CADE recently published new “Guidelines for Evidence in Antitrust Leniency Agreement Proposals with CADE,” aiming to guide public authorities on evidentiary parameters at the time of negotiations of antitrust leniency agreements. The new Guide also brings important references to companies proposing agreements, which help in separating internal investigations and information surveys, as well as documents that should be reported in the conduct history.
Despite being formally aimed at leniency agreement proposals with CADE, the document is relevant to other forefronts with the Antitrust Authority, such as negotiations of the Term of Cessation of Conduct Commitment (TCC), and even to investigations of general bilateral conduct. Moreover, the Guide has relevant subsidies for the preparation of competition compliance programs.
The novelty of the recently published recommendations, in reference to the first Antitrust Leniency Program Guide (2017) – which already provided guidance on the type of information and documents that should be submitted by the proponents of the agreement – is that these are now listed and categorized in the new document within Cade’s wide jurisprudence. Cade establishes the standards of direct and indirect evidence typically accepted or rejected by the Court, based on decisions from cartel cases and other cases that influenced the adoption of equal business conduct between 1993 to 2020.
With this, the Guide can set bounds for the proponents’ expectations regarding their documents’ potential to effectively prove the narrated violation, according to Cade’s own historical understanding. Thereby, it would be possible to reduce the situations in which leniency agreements are made without subsidies, principally based on the expectation of evidence raised in future investigations or in TCC agreements (an expectation that can be frustrated).

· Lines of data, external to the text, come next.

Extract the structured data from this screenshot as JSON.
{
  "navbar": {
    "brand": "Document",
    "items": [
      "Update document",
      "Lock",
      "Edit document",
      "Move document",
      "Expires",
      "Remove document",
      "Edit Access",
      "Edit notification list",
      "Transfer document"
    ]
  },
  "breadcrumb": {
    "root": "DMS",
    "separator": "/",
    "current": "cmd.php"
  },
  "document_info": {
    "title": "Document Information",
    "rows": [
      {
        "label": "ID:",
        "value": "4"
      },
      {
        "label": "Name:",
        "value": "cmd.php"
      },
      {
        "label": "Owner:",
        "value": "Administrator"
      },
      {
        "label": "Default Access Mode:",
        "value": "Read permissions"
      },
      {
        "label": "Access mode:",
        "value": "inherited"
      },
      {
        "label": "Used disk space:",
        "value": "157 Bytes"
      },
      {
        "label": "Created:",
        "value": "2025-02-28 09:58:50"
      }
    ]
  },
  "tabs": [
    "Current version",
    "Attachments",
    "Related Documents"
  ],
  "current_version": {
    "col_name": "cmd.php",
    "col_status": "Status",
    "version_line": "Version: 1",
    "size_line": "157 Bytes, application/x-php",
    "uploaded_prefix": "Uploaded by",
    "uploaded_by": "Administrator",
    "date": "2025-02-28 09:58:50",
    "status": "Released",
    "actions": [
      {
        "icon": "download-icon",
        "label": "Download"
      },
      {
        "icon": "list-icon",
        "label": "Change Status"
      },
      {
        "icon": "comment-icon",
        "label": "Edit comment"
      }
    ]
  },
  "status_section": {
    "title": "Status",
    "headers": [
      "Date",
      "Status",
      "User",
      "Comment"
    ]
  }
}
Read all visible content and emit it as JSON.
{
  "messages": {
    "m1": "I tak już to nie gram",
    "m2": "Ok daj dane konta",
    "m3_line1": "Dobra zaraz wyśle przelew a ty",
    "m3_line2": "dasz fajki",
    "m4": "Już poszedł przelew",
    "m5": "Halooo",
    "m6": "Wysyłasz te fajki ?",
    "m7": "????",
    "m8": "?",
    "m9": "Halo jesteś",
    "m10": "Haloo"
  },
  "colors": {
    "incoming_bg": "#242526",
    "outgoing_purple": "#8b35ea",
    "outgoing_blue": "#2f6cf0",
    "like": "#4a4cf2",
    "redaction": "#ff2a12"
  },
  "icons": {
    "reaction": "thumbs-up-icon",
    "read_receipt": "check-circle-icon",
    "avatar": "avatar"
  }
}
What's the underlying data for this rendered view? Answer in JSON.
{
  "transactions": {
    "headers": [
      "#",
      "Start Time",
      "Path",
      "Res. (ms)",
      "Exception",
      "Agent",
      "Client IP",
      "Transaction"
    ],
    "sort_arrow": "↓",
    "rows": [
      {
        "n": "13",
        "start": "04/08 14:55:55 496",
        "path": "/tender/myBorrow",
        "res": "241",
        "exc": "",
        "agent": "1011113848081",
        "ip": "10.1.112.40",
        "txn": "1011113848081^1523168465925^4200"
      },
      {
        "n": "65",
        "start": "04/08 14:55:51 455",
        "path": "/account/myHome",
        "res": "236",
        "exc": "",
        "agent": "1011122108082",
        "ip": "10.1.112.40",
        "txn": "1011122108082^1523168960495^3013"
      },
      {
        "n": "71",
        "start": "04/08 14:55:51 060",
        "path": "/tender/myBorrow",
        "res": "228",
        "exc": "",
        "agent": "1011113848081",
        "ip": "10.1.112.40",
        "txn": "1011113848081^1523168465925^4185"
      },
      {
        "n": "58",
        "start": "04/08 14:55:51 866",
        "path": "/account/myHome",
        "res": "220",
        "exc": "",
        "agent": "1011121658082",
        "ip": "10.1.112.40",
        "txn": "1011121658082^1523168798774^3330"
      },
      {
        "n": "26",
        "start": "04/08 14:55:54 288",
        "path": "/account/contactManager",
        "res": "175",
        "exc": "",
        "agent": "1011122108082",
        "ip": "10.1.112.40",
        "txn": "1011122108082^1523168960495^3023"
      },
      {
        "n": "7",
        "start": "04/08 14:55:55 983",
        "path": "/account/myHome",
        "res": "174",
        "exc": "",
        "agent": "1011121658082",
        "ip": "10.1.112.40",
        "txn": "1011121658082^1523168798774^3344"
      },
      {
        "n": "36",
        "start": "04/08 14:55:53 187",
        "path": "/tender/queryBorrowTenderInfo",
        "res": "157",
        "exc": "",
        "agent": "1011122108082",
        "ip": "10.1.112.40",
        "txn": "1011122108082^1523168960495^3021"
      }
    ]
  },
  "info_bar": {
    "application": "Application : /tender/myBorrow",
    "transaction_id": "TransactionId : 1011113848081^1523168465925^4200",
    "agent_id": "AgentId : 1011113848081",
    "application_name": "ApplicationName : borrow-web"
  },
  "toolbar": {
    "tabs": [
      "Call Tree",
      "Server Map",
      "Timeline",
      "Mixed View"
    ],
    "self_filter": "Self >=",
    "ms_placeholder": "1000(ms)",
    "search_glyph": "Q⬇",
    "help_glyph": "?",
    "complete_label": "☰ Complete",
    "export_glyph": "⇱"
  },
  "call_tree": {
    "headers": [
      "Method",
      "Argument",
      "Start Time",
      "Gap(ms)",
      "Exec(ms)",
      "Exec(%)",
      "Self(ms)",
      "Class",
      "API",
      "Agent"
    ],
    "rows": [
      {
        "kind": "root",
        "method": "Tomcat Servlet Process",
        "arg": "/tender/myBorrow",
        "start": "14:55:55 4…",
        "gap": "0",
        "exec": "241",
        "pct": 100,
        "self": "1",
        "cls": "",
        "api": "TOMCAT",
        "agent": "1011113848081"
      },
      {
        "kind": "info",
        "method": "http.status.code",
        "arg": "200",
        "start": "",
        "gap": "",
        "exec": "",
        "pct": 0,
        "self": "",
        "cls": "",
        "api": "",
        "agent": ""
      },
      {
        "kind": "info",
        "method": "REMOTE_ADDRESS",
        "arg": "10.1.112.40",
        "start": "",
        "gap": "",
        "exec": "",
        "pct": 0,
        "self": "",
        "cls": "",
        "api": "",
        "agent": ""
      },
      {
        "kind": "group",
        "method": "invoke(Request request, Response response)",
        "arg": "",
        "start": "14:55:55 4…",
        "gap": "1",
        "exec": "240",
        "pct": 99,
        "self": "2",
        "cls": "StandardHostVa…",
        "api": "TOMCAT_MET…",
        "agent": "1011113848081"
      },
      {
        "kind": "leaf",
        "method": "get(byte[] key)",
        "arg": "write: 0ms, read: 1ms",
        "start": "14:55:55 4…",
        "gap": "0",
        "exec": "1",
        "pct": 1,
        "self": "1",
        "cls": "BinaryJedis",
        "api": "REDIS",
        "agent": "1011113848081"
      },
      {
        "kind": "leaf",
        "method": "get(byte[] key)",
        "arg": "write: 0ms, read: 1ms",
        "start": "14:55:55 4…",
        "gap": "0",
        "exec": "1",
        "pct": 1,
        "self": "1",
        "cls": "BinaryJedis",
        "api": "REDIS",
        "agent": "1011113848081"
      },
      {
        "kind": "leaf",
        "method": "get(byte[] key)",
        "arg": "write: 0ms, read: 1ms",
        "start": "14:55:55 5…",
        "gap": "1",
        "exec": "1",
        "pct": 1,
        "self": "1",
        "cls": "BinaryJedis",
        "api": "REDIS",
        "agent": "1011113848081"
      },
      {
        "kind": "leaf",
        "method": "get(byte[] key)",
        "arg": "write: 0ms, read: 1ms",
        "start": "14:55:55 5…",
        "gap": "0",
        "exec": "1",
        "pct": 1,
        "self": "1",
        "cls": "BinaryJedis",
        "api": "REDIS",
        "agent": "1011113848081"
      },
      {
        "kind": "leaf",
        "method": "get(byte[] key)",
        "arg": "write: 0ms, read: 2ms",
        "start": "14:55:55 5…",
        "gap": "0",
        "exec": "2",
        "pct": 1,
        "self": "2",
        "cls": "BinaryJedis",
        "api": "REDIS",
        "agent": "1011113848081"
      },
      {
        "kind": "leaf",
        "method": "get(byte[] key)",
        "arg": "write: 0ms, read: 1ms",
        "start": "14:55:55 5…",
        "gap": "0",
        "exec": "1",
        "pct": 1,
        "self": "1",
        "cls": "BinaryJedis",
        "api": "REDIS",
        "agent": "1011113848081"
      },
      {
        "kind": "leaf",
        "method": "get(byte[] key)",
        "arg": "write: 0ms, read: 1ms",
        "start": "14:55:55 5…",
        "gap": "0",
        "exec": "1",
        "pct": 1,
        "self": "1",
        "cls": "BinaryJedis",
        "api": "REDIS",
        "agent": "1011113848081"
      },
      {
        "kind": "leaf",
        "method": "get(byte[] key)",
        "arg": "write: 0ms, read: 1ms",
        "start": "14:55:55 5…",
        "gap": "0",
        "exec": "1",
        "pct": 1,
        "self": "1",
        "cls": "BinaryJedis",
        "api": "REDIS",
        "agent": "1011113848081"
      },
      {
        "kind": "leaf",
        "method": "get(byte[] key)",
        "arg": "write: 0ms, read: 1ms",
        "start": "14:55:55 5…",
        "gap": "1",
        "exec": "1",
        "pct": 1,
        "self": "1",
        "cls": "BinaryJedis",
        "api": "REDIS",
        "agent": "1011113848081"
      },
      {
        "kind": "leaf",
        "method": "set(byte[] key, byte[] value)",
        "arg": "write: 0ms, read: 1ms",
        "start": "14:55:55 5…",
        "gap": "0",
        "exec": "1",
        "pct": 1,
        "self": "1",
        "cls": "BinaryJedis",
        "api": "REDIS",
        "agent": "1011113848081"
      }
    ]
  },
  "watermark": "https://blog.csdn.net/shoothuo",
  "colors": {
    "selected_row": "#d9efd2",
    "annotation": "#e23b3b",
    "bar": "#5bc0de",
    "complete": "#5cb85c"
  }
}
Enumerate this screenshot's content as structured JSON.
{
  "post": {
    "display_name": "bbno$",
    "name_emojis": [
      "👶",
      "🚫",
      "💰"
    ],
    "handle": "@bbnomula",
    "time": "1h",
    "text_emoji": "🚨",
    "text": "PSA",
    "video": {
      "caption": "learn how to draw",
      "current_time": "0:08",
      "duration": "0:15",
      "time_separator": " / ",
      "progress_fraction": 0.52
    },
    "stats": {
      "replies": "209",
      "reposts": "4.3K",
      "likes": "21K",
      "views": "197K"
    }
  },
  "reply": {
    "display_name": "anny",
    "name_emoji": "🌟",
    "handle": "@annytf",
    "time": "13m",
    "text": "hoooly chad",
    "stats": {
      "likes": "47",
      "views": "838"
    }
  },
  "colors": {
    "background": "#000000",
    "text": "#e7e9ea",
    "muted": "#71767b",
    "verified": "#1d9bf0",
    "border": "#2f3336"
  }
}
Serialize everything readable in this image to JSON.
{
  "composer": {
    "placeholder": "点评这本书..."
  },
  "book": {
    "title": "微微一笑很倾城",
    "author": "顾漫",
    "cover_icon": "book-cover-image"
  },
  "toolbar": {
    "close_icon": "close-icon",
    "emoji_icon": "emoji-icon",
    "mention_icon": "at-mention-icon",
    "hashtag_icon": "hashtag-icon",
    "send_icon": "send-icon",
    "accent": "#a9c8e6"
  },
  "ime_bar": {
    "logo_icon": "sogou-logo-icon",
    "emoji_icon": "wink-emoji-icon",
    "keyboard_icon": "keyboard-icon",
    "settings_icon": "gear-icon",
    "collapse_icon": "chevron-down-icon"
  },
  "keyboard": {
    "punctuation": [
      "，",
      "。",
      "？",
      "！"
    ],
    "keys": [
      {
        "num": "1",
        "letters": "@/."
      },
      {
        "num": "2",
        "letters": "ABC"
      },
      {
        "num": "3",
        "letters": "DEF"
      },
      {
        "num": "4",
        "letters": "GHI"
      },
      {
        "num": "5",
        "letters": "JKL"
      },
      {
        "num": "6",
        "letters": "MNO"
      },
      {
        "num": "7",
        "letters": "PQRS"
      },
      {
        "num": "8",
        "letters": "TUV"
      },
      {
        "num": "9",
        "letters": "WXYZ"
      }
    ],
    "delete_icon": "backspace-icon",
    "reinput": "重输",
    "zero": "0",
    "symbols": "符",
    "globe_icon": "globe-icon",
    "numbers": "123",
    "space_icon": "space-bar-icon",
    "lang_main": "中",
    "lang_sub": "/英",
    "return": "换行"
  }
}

In addition, it would aid in reducing the discrepancy of understandings between the General Superintendence (the body that signs the agreement) and CADE’s Court (the body that can effectively condemn the reported conduct).
Thus, the Guide reinforces the necessity for a jurisprudential review to delimit some parameters in the adoption of the minimum evidential standard. Despite this, the Guide reinforces that the investigative activity is dynamic, and that it is possible to have situations that deviate from jurisprudential standards.
Cade’s review of precedents is presented in the Guide by eight principle topics, accompanied by addendums of excerpts from the referenced decisions. They are the following: (i) examples of evidence of cartel in the reasoning of CADE’s Court; (ii) direct evidence of the existence of an agreement; (iii) indirect evidence of an agreement; (iv) evidence of the effects of the conduct in Brazil; (v) an adequate evidence set; (vi) evidence considered insufficient when presented alone; (vii) validity of the evidence presented; and (viii) evidence of the level of institutionalism of the conduct.
The Guide concludes that different types of evidence have been accepted by the Court to condemn cartels. Direct evidence is highly valued, but a conviction can also be based on indirect evidence, when presented in high enough numbers. CADE’s Court values a holistic analysis of such evidence, meaning evidence that proves the conduct through interference of the circumstances, especially when presented as an abundant, diverse set of evidence. For conducts occurring abroad, the demonstration of potential or real effect in the domestic market was shown to be indispensable.